Italienes bestes Orchester
Das Orchestra dell’Accademia Nazionale di Santa Cecilia, es kann laut, aber
auch subtil tönen, ebenso sein hervorragender Chor – obwohl bei den
Aufnahmen im März 2022 in Aldo Rossis römischem Parco della Musica noch
strenge, weiträumige Corona-Abstände eingehalten werden mussten. Pappano,
gegenwärtig neben Altmeister Riccardo Muti der beste Dirigent italienischer
Opern, hat sich die „Turandot“ lange aufgespart.
Jetzt spendierte sie
ihm sein Plattenfirma Warner zum Auslaufen seines Vertrages bei Italiens
bestem Orchester. Und im souverän modernistischen, dabei doch
klangsinnlichen Zugriff Pappanos wird deutlich. „Turandot“ kann viel mehr
sein als chinesisch bleiche Liebe-und-Tod-Parabel und ein heute
zweifelhaftes Exotik-Abziehbild.
Drei Lösungen sonst droht der Tod
Die böse Turandot und der ach so verliebte Calaf rangeln um dessen Kopf.
Drei Rätsel muss Jonas Kaufmann lösen, dann darf er Sondra Radvanovsky
heiraten – oder er stirbt. Zum Glück nur in der Puccini-Oper. Nicht nur die
Frauenbewegung hat um diesen chinesischen Singbesen einen Bogen gemacht,
schon Puccini biss sich die Zähne aus an der bockigen Turandot, die wegen
der Vergewaltigung einer Ahnin ihre Brautwerber einen Kopf kürzt.

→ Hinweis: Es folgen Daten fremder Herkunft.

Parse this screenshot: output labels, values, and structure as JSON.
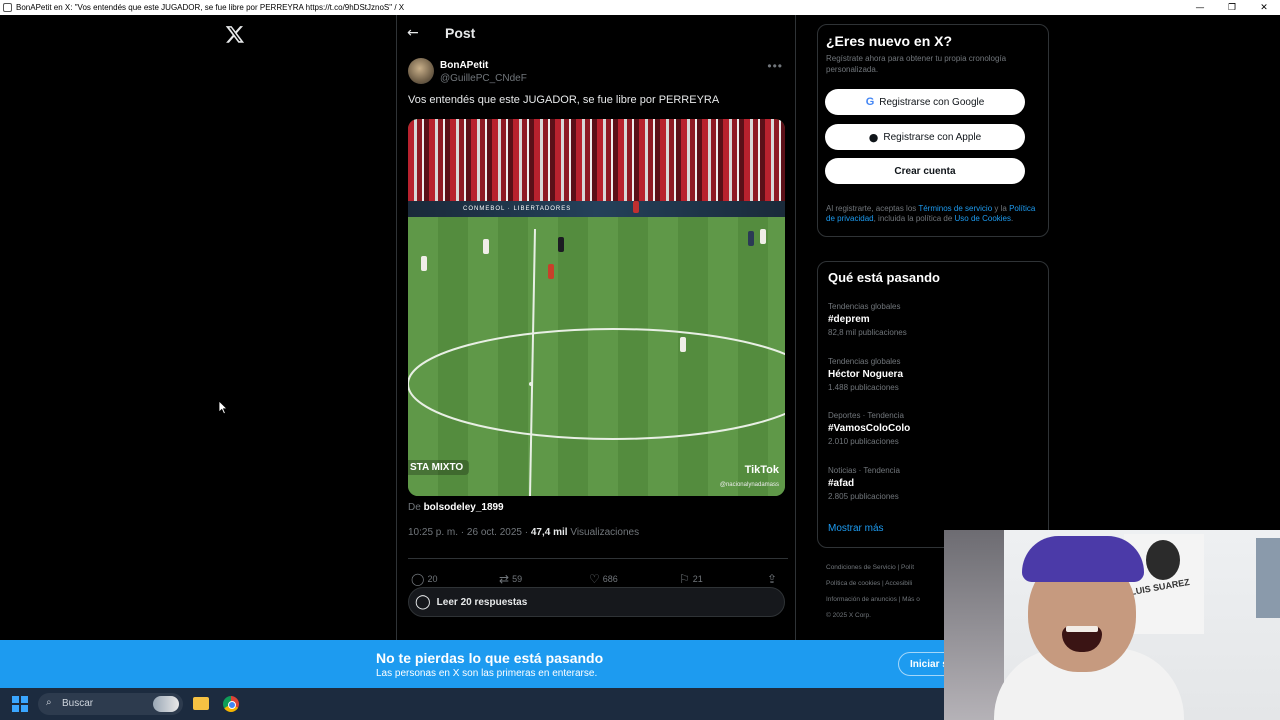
{
  "window": {
    "title": "BonAPetit en X: \"Vos entendés que este JUGADOR, se fue libre por PERREYRA https://t.co/9hDStJznoS\" / X",
    "controls": [
      "—",
      "❐",
      "✕"
    ]
  },
  "post": {
    "header_title": "Post",
    "author_name": "BonAPetit",
    "author_handle": "@GuillePC_CNdeF",
    "text": "Vos entendés que este JUGADOR, se fue libre por PERREYRA",
    "video": {
      "overlay_left": "STA MIXTO",
      "overlay_brand": "TikTok",
      "overlay_handle": "@nacionalynadamass",
      "adboard": "CONMEBOL · LIBERTADORES"
    },
    "from_prefix": "De",
    "from_user": "bolsodeley_1899",
    "time_date": "10:25 p. m. · 26 oct. 2025 · ",
    "views_count": "47,4 mil",
    "views_label": " Visualizaciones",
    "stats": {
      "replies": "20",
      "reposts": "59",
      "likes": "686",
      "bookmarks": "21"
    },
    "read_replies": "Leer 20 respuestas"
  },
  "signup": {
    "title": "¿Eres nuevo en X?",
    "subtitle": "Regístrate ahora para obtener tu propia cronología personalizada.",
    "google_label": "Registrarse con Google",
    "apple_label": "Registrarse con Apple",
    "create_label": "Crear cuenta",
    "legal_prefix": "Al registrarte, aceptas los ",
    "legal_terms": "Términos de servicio",
    "legal_mid1": " y la ",
    "legal_privacy": "Política de privacidad",
    "legal_mid2": ", incluida la política de ",
    "legal_cookies": "Uso de Cookies",
    "legal_end": "."
  },
  "trends": {
    "title": "Qué está pasando",
    "items": [
      {
        "context": "Tendencias globales",
        "name": "#deprem",
        "count": "82,8 mil publicaciones"
      },
      {
        "context": "Tendencias globales",
        "name": "Héctor Noguera",
        "count": "1.488 publicaciones"
      },
      {
        "context": "Deportes · Tendencia",
        "name": "#VamosColoColo",
        "count": "2.010 publicaciones"
      },
      {
        "context": "Noticias · Tendencia",
        "name": "#afad",
        "count": "2.805 publicaciones"
      }
    ],
    "show_more": "Mostrar más"
  },
  "footer": {
    "line1": "Condiciones de Servicio  |  Polít",
    "line2": "Política de cookies  |  Accesibili",
    "line3": "Información de anuncios  |  Más o",
    "line4": "© 2025 X Corp."
  },
  "banner": {
    "title": "No te pierdas lo que está pasando",
    "subtitle": "Las personas en X son las primeras en enterarse.",
    "button": "Iniciar s"
  },
  "taskbar": {
    "search_label": "Buscar"
  },
  "webcam": {
    "poster_text": "LUIS SUAREZ"
  },
  "colors": {
    "accent": "#1d9bf0",
    "background": "#000000",
    "border": "#2f3336",
    "muted_text": "#71767b"
  }
}
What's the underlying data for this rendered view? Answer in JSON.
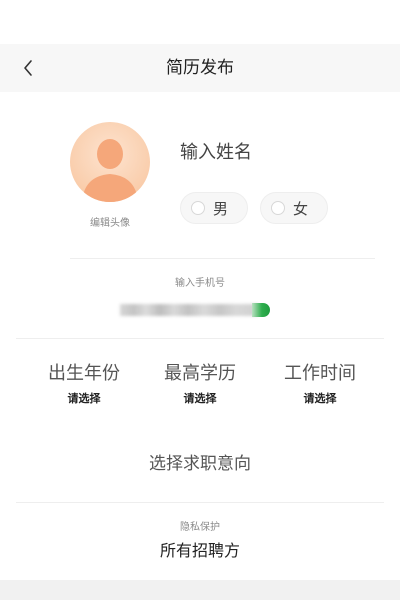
{
  "nav": {
    "title": "简历发布",
    "back_icon": "chevron-left-icon"
  },
  "profile": {
    "avatar_caption": "编辑头像",
    "name_placeholder": "输入姓名",
    "gender_options": [
      {
        "label": "男"
      },
      {
        "label": "女"
      }
    ]
  },
  "phone": {
    "caption": "输入手机号",
    "value_state": "blurred"
  },
  "selectors": [
    {
      "title": "出生年份",
      "value": "请选择"
    },
    {
      "title": "最高学历",
      "value": "请选择"
    },
    {
      "title": "工作时间",
      "value": "请选择"
    }
  ],
  "job_intention": {
    "label": "选择求职意向"
  },
  "privacy": {
    "caption": "隐私保护",
    "value": "所有招聘方"
  },
  "colors": {
    "nav_bg": "#f7f7f7",
    "avatar_bg": "#fbd9c0",
    "avatar_figure": "#f5a77a",
    "phone_accent": "#2fae4e",
    "divider": "#eeeeee",
    "caption_text": "#8a8a8a"
  }
}
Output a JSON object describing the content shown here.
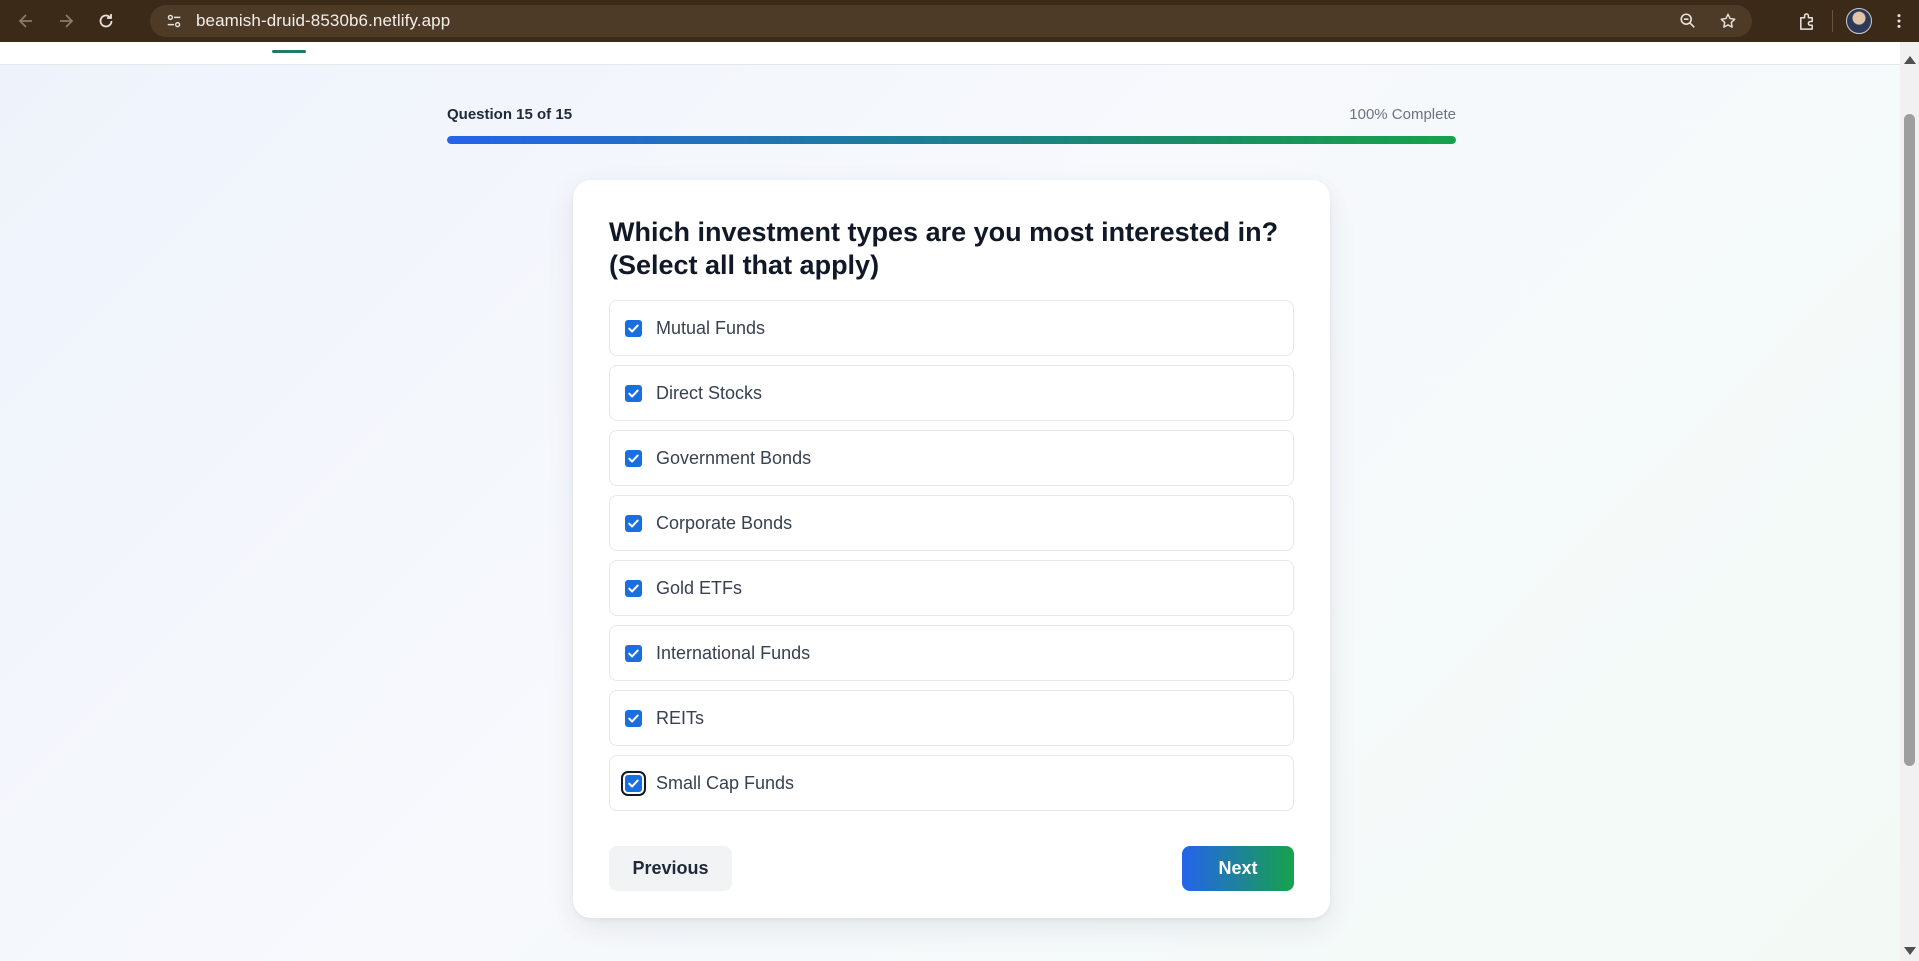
{
  "browser": {
    "url": "beamish-druid-8530b6.netlify.app"
  },
  "quiz": {
    "question_counter": "Question 15 of 15",
    "completion_label": "100% Complete",
    "progress_percent": 100,
    "question": "Which investment types are you most interested in? (Select all that apply)",
    "options": [
      {
        "label": "Mutual Funds",
        "checked": true
      },
      {
        "label": "Direct Stocks",
        "checked": true
      },
      {
        "label": "Government Bonds",
        "checked": true
      },
      {
        "label": "Corporate Bonds",
        "checked": true
      },
      {
        "label": "Gold ETFs",
        "checked": true
      },
      {
        "label": "International Funds",
        "checked": true
      },
      {
        "label": "REITs",
        "checked": true
      },
      {
        "label": "Small Cap Funds",
        "checked": true
      }
    ],
    "previous_label": "Previous",
    "next_label": "Next"
  },
  "colors": {
    "accent_blue": "#2563eb",
    "accent_green": "#16a34a",
    "checkbox": "#1a6fe0"
  }
}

Erst als sich die Sklavin Liù aus Liebe zum Prinzen Calaf umbringt, ist die
royale Männerhasserin durch die Kraft amouröser Aufopferung besiegt – und
wandelt sich zur fernöstlichen Isolde. Woran selbst der Komponist nicht
glaubte. Seither mokiert man sich über die schnelle Verwandlung der im
Liebesrausch losplärrenden Kaisertochter mit Gatten, vom Chor vulgär
bejubelt.
Starbesetzung in der empfehlenswerten Aufnahme Diese
neue, komplette „Turandot“ ist zudem luxuriös besetzt. Sopran-Zärtlichkeit
und Vibrato-Fragilität schenkt die immer noch viel zu unbekannte Albanerin
Ermonela Jaho der grundgütigen, aufopferungswilligen Sklavin Liù. Mit der
US-Diva Sondra Radvanovsky, die der Turandot erstaunlich viel Piano-Wärme
leiht und Jonas Kaufmann als Calaf, beides Rollendebütanten, geht es furios
zur Sache.
Sie singen mit glühender Eleganz und glaubwürdigem
Engagement. Michele Pertusi als Calafs Vater Timur sowie drei junge, fein
vokalabgesetzte Minister Ping, Pang und Pong komplettieren diese rundum
empfehlenswerte Neuaufnahme. Die sogar als kleinen Casting-Witz noch den
tollen Tenor Michael Spyres in der winzigen Greisenrolle des uralten Kaisers
Altoum auffährt. Und Antonio Pappano quirlt Sahnesauce auf Doppelrahmstufe,
macht aber auch die gepanzerte Brutalität, dieser Partitur stets spürbar.